Jessica Johnson, 41, a stockbroker, did not realize while working at home from the pandemic that the youngest of her children had gone shopping with her iPad. It all happened in the month of July when George bought accessories, starting with red rings for almost two dollars, all the way to gold rings for 100 dollars. These allowed him to access new characters and more speed, so this was gradually accumulating thousands of dollars to his mother’s account.

There was one day, July 9, when George racked up 25 charges totaling $ 2,500. Jessica commented to the half joking that it was “as if my 6 year old son was taking lines of cocaine, and achieving bigger and bigger hits”.

Source: Entrepreneur

My 11-year-old daughter made more than 300 in-app purchases over five days on Roblox, the online games platform, resulting in a £2,400 bill on my wife’s PayPal account.

At the time, my wife was in ICU recovering from a 15-hour operation to remove a brain tumour. Incapacitated, and without access to her phone, she was unable to authorise or monitor this spending.

The first I knew about it was when our bank informed us that we had exceeded our overdraft limit.

Source: The Guardian

In a bizarre incident, a teenage boy from Punjab spent a whopping Rs 16 lakh on popular battle royale game PUBG making in-app purchases. The 17-year-old spent money from his parents’ account to buy in-game cosmetic items, artillery, passes for tournaments, and virtual ammunition. According to the parents, the money was set aside as savings for the Kharar-based boy’s father’s medical expenses.

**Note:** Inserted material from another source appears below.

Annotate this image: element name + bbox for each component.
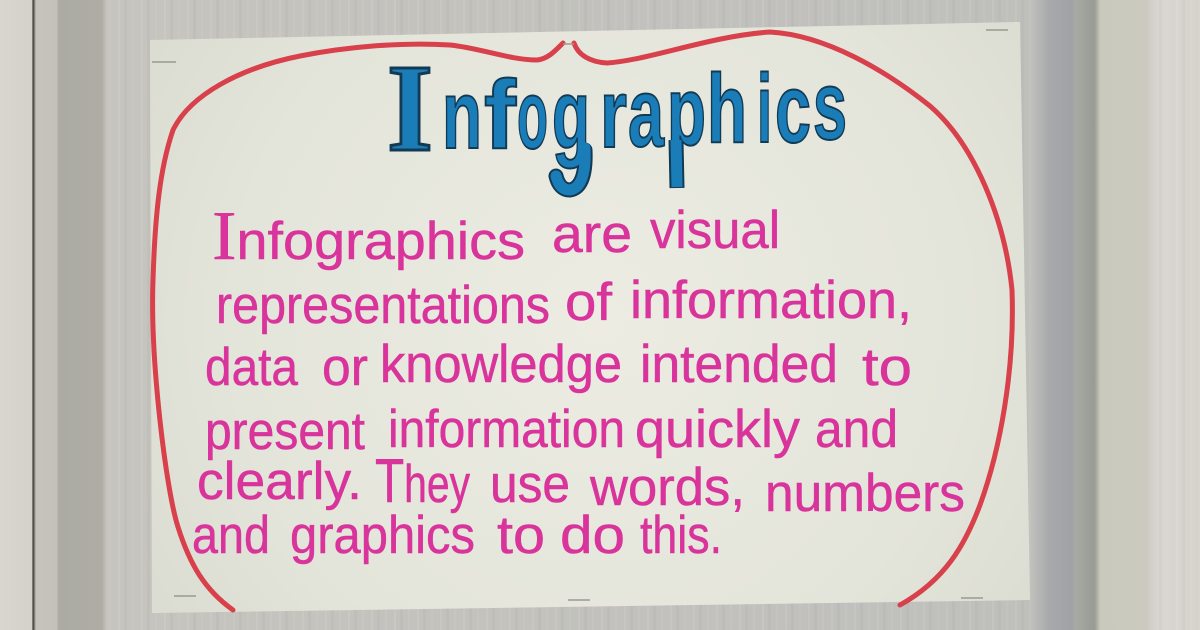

Source: The Indian Express

I think the parents are idiots to give their kids access to accounts with that kind of money but that is beside the point. Gaming companies are some of the worst offenders when it comes to exploiting children for money. They are known to even have “account managers” assigned to specific users when they find them to be high spenders.

In the case of gaming companies, 90% of their income comes from less than 1% of their users.

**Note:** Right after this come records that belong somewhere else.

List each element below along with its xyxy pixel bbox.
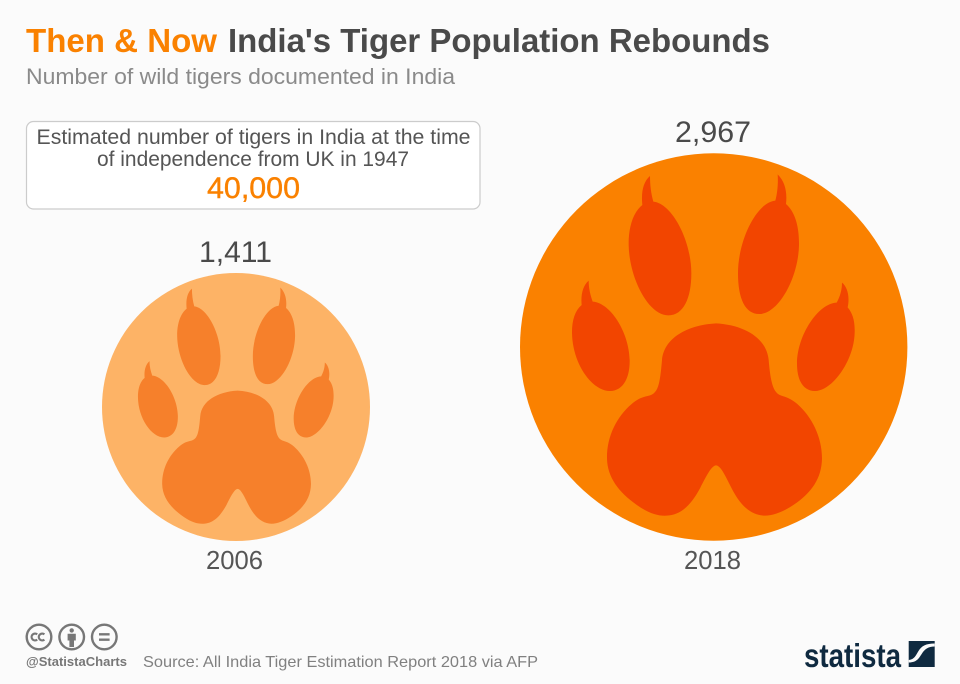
paw circle 2018 — [520, 153, 907, 541]
icon: statista logo — [909, 641, 935, 667]
value label 2018: 2,967 — [675, 116, 751, 149]
year label 2018: 2018 — [684, 545, 741, 575]
callout: 1947 estimate — [26, 122, 480, 209]
title: India's Tiger Population Rebounds — [228, 22, 770, 59]
callout: 1947 estimate: 40,000 — [207, 172, 300, 205]
year label 2006: 2006 — [206, 545, 263, 575]
handle: @StatistaCharts — [26, 655, 127, 669]
value label 2006: 1,411 — [199, 236, 272, 269]
source: Source: All India Tiger Estimation Report 2018 via AFP — [143, 654, 538, 671]
title: Then & Now — [26, 22, 217, 59]
statista wordmark: statista — [804, 637, 902, 674]
icon: creative commons licence — [27, 625, 117, 649]
callout: 1947 estimate: of independence from UK in 1947 — [97, 147, 409, 171]
callout: 1947 estimate: Estimated number of tigers in India at the time — [36, 125, 470, 149]
paw circle 2006 — [102, 273, 370, 541]
subtitle: Number of wild tigers documented in India — [26, 64, 455, 89]
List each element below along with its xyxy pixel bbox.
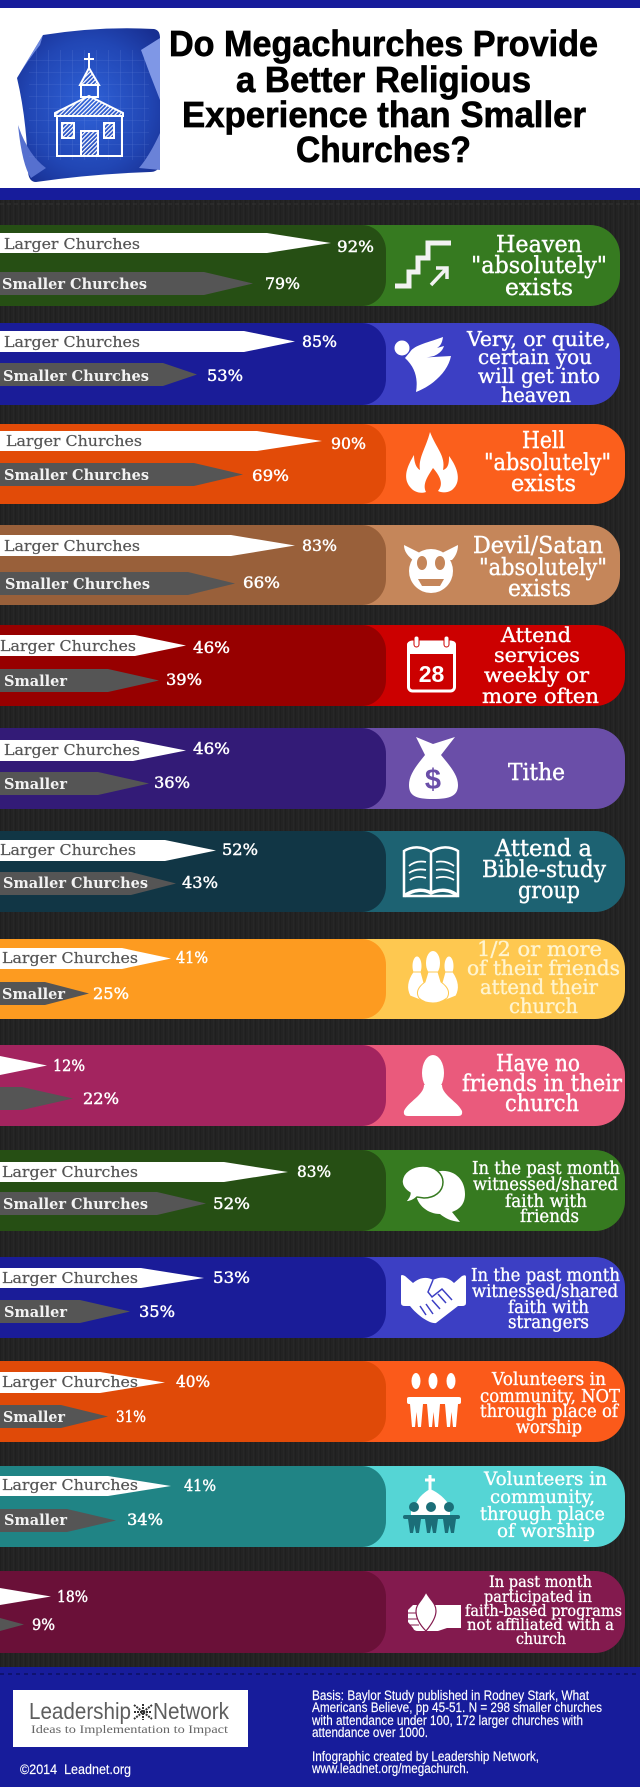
icon: devil face: [404, 545, 458, 593]
panel: heaven absolutely exists: Larger Churches: [4, 237, 140, 253]
panel: devil absolutely exists: [0, 525, 620, 605]
panel: witnessed to friends: friends: [520, 1207, 579, 1227]
icon: stairs: [395, 243, 451, 286]
panel: heaven absolutely exists: [0, 225, 620, 306]
panel: half of friends attend church: Smaller: [2, 986, 65, 1003]
panel: volunteers not through place of worship: Larger Churches: [2, 1375, 138, 1391]
panel: faith-based programs: participated in: [484, 1587, 592, 1606]
panel: no friends in church: 22%: [83, 1090, 119, 1108]
panel: witnessed to strangers: [0, 1257, 625, 1338]
panel: volunteers through place of worship: 34%: [127, 1511, 163, 1529]
icon: open book: [404, 847, 458, 896]
panel: volunteers not through place of worship: worship: [516, 1418, 582, 1438]
panel: volunteers through place of worship: through place: [480, 1504, 605, 1525]
panel: half of friends attend church: Larger Churches: [2, 951, 138, 967]
panel: no friends in church: church: [505, 1091, 579, 1117]
panel: witnessed to strangers: witnessed/shared: [472, 1282, 618, 1302]
panel: tithe: [0, 728, 625, 809]
panel: certain you will get into heaven: 53%: [207, 367, 243, 385]
panel: volunteers through place of worship: of worship: [497, 1521, 595, 1542]
panel: witnessed to friends: witnessed/shared: [473, 1175, 618, 1195]
icon: hand holding heart: [408, 1592, 461, 1631]
panel: witnessed to friends: In the past month: [472, 1159, 620, 1179]
title: Churches?: [296, 129, 471, 170]
panel: half of friends attend church: 1/2 or more: [477, 937, 602, 961]
icon: blueprint church: [17, 28, 160, 182]
panel: faith-based programs: 9%: [32, 1616, 55, 1634]
panel: attend services weekly: 46%: [193, 639, 230, 657]
icon: calendar: [407, 636, 456, 691]
panel: hell absolutely exists: 90%: [331, 435, 366, 453]
panel: half of friends attend church: of their friends: [467, 956, 620, 980]
source note: with attendance under 100, 172 larger churches with: [311, 1713, 583, 1728]
panel: attend services weekly: Larger Churches: [0, 639, 136, 655]
panel: attend services weekly: more often: [482, 684, 599, 708]
panel: bible study: Larger Churches: [0, 843, 136, 859]
title: [169, 23, 598, 170]
panel: devil absolutely exists: 83%: [302, 537, 337, 555]
panel: attend services weekly: 39%: [166, 671, 202, 689]
panel: bible study: Attend a: [494, 836, 592, 862]
panel: witnessed to strangers: In the past month: [471, 1266, 620, 1286]
panel: bible study: Bible-study: [482, 857, 606, 883]
panel: witnessed to friends: Larger Churches: [2, 1165, 138, 1181]
panel: certain you will get into heaven: [0, 323, 620, 407]
panel: tithe: Tithe: [508, 760, 565, 786]
icon: money bag: [409, 737, 458, 799]
panel: tithe: 36%: [154, 774, 190, 792]
icon: three volunteers: [407, 1373, 461, 1427]
panel: witnessed to friends: 83%: [297, 1163, 331, 1181]
panel: volunteers not through place of worship: through place of: [480, 1402, 619, 1422]
panel: tithe: 46%: [193, 740, 230, 758]
panel: hell absolutely exists: exists: [511, 471, 576, 497]
panel: witnessed to friends: [0, 1150, 625, 1231]
panel: certain you will get into heaven: will get into: [478, 364, 600, 388]
panel: faith-based programs: 18%: [57, 1588, 88, 1606]
panel: volunteers through place of worship: Smaller: [4, 1512, 67, 1529]
icon: angel: [394, 337, 451, 392]
panel: heaven absolutely exists: "absolutely": [471, 253, 607, 279]
logo: Leadership Network: Leadership: [29, 1698, 131, 1724]
icon: handshake: [401, 1275, 466, 1323]
title: Do Megachurches Provide: [169, 23, 598, 64]
panel: volunteers through place of worship: 41%: [184, 1477, 216, 1495]
panel: volunteers through place of worship: community,: [490, 1487, 595, 1508]
icon: calendar: 28: [419, 661, 444, 687]
source note: attendance over 1000.: [312, 1725, 428, 1740]
panel: witnessed to friends: Smaller Churches: [3, 1196, 148, 1213]
source note: Americans Believe, pp 45-51. N = 298 smaller churches: [312, 1700, 602, 1715]
panel: certain you will get into heaven: Larger Churches: [4, 335, 140, 351]
panel: volunteers through place of worship: Larger Churches: [2, 1478, 138, 1494]
panel: no friends in church: [0, 1045, 625, 1126]
icon: three people: [408, 951, 458, 1003]
panel: devil absolutely exists: Smaller Churches: [5, 576, 150, 593]
panel: attend services weekly: Smaller: [4, 673, 67, 690]
panel: certain you will get into heaven: Smaller Churches: [3, 368, 149, 385]
header: [0, 0, 640, 204]
panel: witnessed to friends: 52%: [213, 1195, 250, 1213]
panel: volunteers not through place of worship: community, NOT: [480, 1387, 620, 1407]
panel: witnessed to friends: faith with: [505, 1192, 587, 1212]
panel: faith-based programs: not affiliated with a: [467, 1615, 614, 1634]
logo: Leadership Network: Ideas to Implementation to Impact: [31, 1722, 229, 1736]
panel: heaven absolutely exists: Heaven: [496, 232, 582, 258]
panel: devil absolutely exists: 66%: [243, 574, 280, 592]
panel: hell absolutely exists: Hell: [522, 428, 565, 454]
panel: devil absolutely exists: "absolutely": [479, 555, 607, 581]
panel: certain you will get into heaven: certain you: [478, 345, 592, 369]
panel: bible study: 43%: [182, 874, 218, 892]
panel: tithe: Larger Churches: [4, 743, 140, 759]
panel: certain you will get into heaven: heaven: [501, 383, 571, 407]
panel: hell absolutely exists: Larger Churches: [6, 434, 142, 450]
panel: faith-based programs: [0, 1571, 625, 1653]
icon: person: [404, 1055, 462, 1116]
logo: Leadership Network: [13, 1690, 248, 1747]
panel: hell absolutely exists: "absolutely": [484, 450, 611, 476]
panel: volunteers not through place of worship: 31%: [116, 1408, 146, 1426]
title: a Better Religious: [236, 59, 531, 100]
logo: Leadership Network: Network: [153, 1698, 229, 1724]
panel: bible study: [0, 831, 625, 912]
panel: faith-based programs: In past month: [489, 1572, 592, 1591]
source note: Basis: Baylor Study published in Rodney Stark, What: [312, 1688, 589, 1703]
panel: hell absolutely exists: Smaller Churches: [4, 467, 149, 484]
panel: no friends in church: 12%: [53, 1057, 85, 1075]
panel: half of friends attend church: 41%: [176, 949, 208, 967]
panel: faith-based programs: church: [516, 1629, 566, 1648]
panel: tithe: Smaller: [4, 776, 67, 793]
panel: witnessed to strangers: Smaller: [4, 1304, 67, 1321]
panel: hell absolutely exists: 69%: [252, 467, 289, 485]
panel: faith-based programs: faith-based programs: [465, 1601, 622, 1620]
panel: attend services weekly: weekly or: [484, 663, 589, 687]
panel: half of friends attend church: [0, 937, 625, 1019]
panel: volunteers not through place of worship: 40%: [176, 1373, 210, 1391]
icon: flame: [406, 432, 458, 493]
panel: heaven absolutely exists: 79%: [265, 275, 300, 293]
panel: attend services weekly: Attend: [500, 623, 571, 647]
icon: money bag: $: [425, 764, 441, 796]
panel: heaven absolutely exists: Smaller Churches: [2, 276, 147, 293]
panel: half of friends attend church: attend their: [480, 975, 598, 999]
icon: church with people: [403, 1475, 460, 1533]
panel: volunteers through place of worship: [0, 1466, 625, 1547]
panel: volunteers through place of worship: Volunteers in: [483, 1469, 607, 1490]
panel: witnessed to strangers: 35%: [139, 1303, 175, 1321]
panel: hell absolutely exists: [0, 424, 625, 504]
panel: certain you will get into heaven: Very, or quite,: [466, 327, 611, 351]
source note: Infographic created by Leadership Network,: [312, 1749, 539, 1764]
panel: witnessed to strangers: 53%: [213, 1269, 250, 1287]
panel: volunteers not through place of worship: Volunteers in: [491, 1370, 606, 1390]
panel: devil absolutely exists: Devil/Satan: [473, 533, 603, 559]
panel: no friends in church: friends in their: [462, 1071, 622, 1097]
title: Experience than Smaller: [182, 94, 586, 135]
panel: volunteers not through place of worship: [0, 1361, 625, 1442]
footer: [0, 1667, 640, 1787]
panel: witnessed to strangers: strangers: [508, 1313, 589, 1333]
panel: devil absolutely exists: Larger Churches: [4, 539, 140, 555]
panel: half of friends attend church: church: [509, 994, 578, 1018]
panel: bible study: 52%: [222, 841, 258, 859]
source note: www.leadnet.org/megachurch.: [311, 1761, 469, 1776]
panel: witnessed to strangers: Larger Churches: [2, 1271, 138, 1287]
panel: witnessed to strangers: faith with: [508, 1298, 589, 1318]
panel: heaven absolutely exists: 92%: [337, 238, 374, 256]
panel: devil absolutely exists: exists: [508, 576, 571, 602]
panel: certain you will get into heaven: 85%: [302, 333, 337, 351]
panel: attend services weekly: services: [494, 643, 580, 667]
source note: [311, 1688, 602, 1776]
panel: volunteers not through place of worship: Smaller: [3, 1409, 65, 1426]
panel: no friends in church: Have no: [496, 1051, 580, 1077]
copyright: ©2014 Leadnet.org: [20, 1762, 131, 1777]
panel: heaven absolutely exists: exists: [505, 275, 573, 301]
panel: bible study: group: [518, 878, 580, 904]
icon: speech bubbles: [402, 1166, 465, 1222]
panel: half of friends attend church: 25%: [93, 985, 129, 1003]
panel: attend services weekly: [0, 623, 625, 708]
panel: bible study: Smaller Churches: [3, 875, 148, 892]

Imagine having given your card to one of these companies for a subscription. Best of luck getting it cancelled. I had written more about the kind of techniques they use in the edition Dark Patterns.

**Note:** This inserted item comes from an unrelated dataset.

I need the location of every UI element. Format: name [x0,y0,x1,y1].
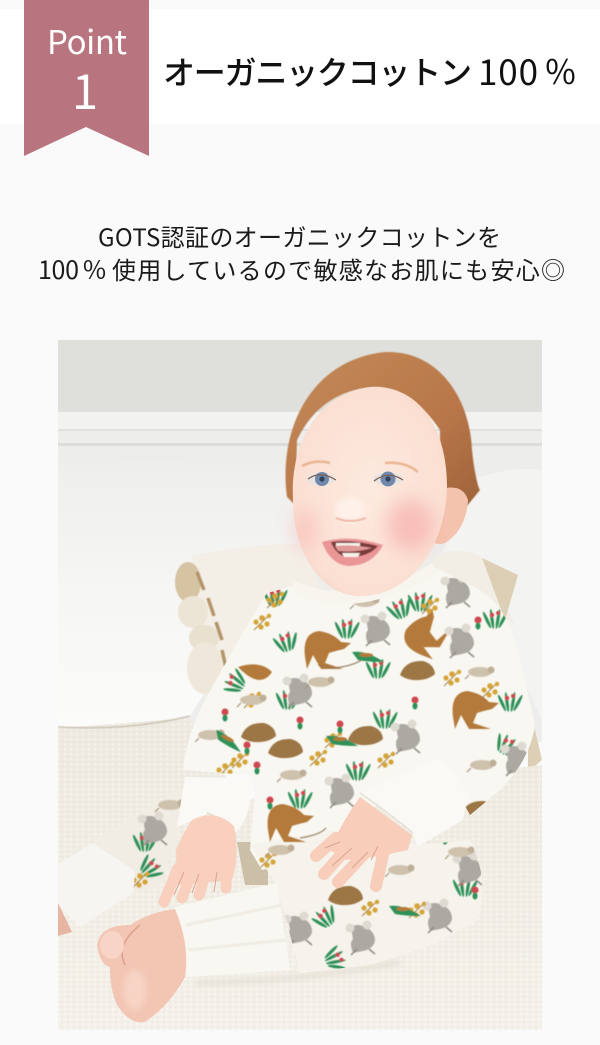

This would ultimately result in a lack of consumer confidence and therefore a reduction in spending on these apps. In the meantime, get ready to see a lot of steering within apps, offering a 10% discount if you click on a link and visit an outside page to make a payment.

Content companies are the real winners here. Spotify does not allow you to buy its subscription on the app because it would be forced to part with 30% to Apple, it gives away close to 70% to the music rights holders; what is Spotify to do then? Similarly for Netflix and Kindle and Audible and many others.

Gaming companies will try their best to steer customers, but how many will jump off the platform?

Ultimately, I think this lays the groundwork for many content companies to thrive in the app ecosystem while at the same time sowing the seeds for the demise of a lot of gaming businesses.